Six in 10 Japanese companies see yen holding steady vs. dollar

TOKYO -- Corporate Japan is not counting on another boost to earnings from a weak yen, with a majority of companies expecting the Japanese currency to change little against the dollar compared with last fiscal year.

     Nearly 60% of 362 major companies are assuming a yen-dollar exchange rate of 100 for the year ending next March. Among them are Toyota, Honda and Komatsu. Mitsubishi Electric reckons the yen will strengthen to 95 to the dollar, while Panasonic expects it to weaken to 105. The average estimate was 100.7.

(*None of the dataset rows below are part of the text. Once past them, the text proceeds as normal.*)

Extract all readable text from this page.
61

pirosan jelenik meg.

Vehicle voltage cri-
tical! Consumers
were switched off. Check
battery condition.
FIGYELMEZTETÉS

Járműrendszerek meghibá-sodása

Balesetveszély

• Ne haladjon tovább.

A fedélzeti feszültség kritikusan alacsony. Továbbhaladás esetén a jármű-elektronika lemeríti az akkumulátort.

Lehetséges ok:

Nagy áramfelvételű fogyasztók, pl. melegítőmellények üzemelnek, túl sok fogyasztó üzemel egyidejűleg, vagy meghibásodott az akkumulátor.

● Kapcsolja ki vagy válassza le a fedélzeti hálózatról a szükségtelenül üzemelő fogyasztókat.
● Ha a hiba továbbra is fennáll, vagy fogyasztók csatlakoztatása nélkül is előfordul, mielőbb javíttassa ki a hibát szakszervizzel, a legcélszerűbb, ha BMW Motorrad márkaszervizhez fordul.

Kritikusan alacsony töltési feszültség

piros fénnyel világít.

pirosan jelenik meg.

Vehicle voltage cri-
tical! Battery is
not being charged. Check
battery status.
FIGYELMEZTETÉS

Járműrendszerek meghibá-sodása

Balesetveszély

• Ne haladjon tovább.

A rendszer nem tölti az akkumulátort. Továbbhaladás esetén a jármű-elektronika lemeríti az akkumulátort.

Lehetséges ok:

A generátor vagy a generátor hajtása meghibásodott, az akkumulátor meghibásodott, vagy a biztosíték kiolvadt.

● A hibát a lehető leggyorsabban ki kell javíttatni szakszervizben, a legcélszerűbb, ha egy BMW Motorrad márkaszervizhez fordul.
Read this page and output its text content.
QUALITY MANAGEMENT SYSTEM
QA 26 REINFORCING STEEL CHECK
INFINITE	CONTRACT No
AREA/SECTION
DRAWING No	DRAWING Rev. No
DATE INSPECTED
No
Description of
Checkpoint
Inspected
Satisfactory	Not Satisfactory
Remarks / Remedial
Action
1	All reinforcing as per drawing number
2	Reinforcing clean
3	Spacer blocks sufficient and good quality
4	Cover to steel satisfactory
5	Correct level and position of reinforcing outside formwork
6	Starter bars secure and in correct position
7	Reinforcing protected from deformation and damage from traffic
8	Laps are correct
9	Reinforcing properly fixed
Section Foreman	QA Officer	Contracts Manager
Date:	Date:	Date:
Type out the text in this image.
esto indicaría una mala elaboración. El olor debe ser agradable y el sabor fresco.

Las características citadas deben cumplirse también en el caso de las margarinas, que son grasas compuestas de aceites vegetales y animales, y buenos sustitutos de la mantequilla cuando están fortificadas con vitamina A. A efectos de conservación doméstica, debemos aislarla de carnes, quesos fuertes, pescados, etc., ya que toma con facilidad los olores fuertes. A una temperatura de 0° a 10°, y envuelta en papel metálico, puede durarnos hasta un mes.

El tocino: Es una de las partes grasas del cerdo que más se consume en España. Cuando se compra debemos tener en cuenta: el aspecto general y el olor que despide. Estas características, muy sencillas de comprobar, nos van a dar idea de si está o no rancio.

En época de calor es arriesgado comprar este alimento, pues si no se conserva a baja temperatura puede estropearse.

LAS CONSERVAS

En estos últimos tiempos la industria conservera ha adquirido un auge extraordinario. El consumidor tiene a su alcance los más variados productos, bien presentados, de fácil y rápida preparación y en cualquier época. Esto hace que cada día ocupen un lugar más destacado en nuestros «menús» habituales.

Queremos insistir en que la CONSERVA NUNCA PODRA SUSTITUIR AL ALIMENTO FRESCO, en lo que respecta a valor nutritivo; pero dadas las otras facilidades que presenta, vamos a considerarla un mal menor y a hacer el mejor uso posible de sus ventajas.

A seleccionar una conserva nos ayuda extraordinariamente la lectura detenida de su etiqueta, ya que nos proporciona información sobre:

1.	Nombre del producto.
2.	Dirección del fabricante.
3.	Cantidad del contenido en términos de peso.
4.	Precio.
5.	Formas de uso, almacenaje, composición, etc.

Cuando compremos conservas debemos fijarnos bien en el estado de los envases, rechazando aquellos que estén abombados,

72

     Toyota's annual operating profit grows by 40 billion yen ($390 million) every time the yen weakens by 1 against the dollar. Favorable exchange rates pushed up earnings at the seven leading Japanese automakers by roughly 1.8 trillion yen last fiscal year. But they cannot hope for another such windfall this time.

     More than 90% of the companies see the yen at 130-140 against the euro this fiscal year. Ken Osuga, a senior executive officer at Konica Minolta, says it is hard to imagine the euro strengthening beyond 135.

     Should the yen weaken by 1 against the dollar and the euro, pretax profit growth at 250 leading Japanese companies would rise by 0.7 to 0.8 percentage point this fiscal year, says Keiichi Ito, chief quantitative analyst at SMBC Nikko Securities.

     If anything, companies have more to worry about from emerging-market currencies. Of the 67 billion yen that Honda expects exchange rate movements to bite off its fiscal 2014 operating profit, more than 40 billion yen likely owes to emerging-market currencies. The Brazilian real's weakness against the dollar will undercut profit by 15 billion yen, Director Kohei Takeuchi says. Honda also sees the Thai baht and Russian ruble moving in the wrong direction. That said, the automaker's estimates look conservative.

     Toyota expects currency movements to knock 95 billion yen off operating profit. Here, too, emerging markets are to blame. A weak real will inflate the cost of making cars in Brazil with imported parts paid for in dollars, says Managing Officer Takuo Sasaki.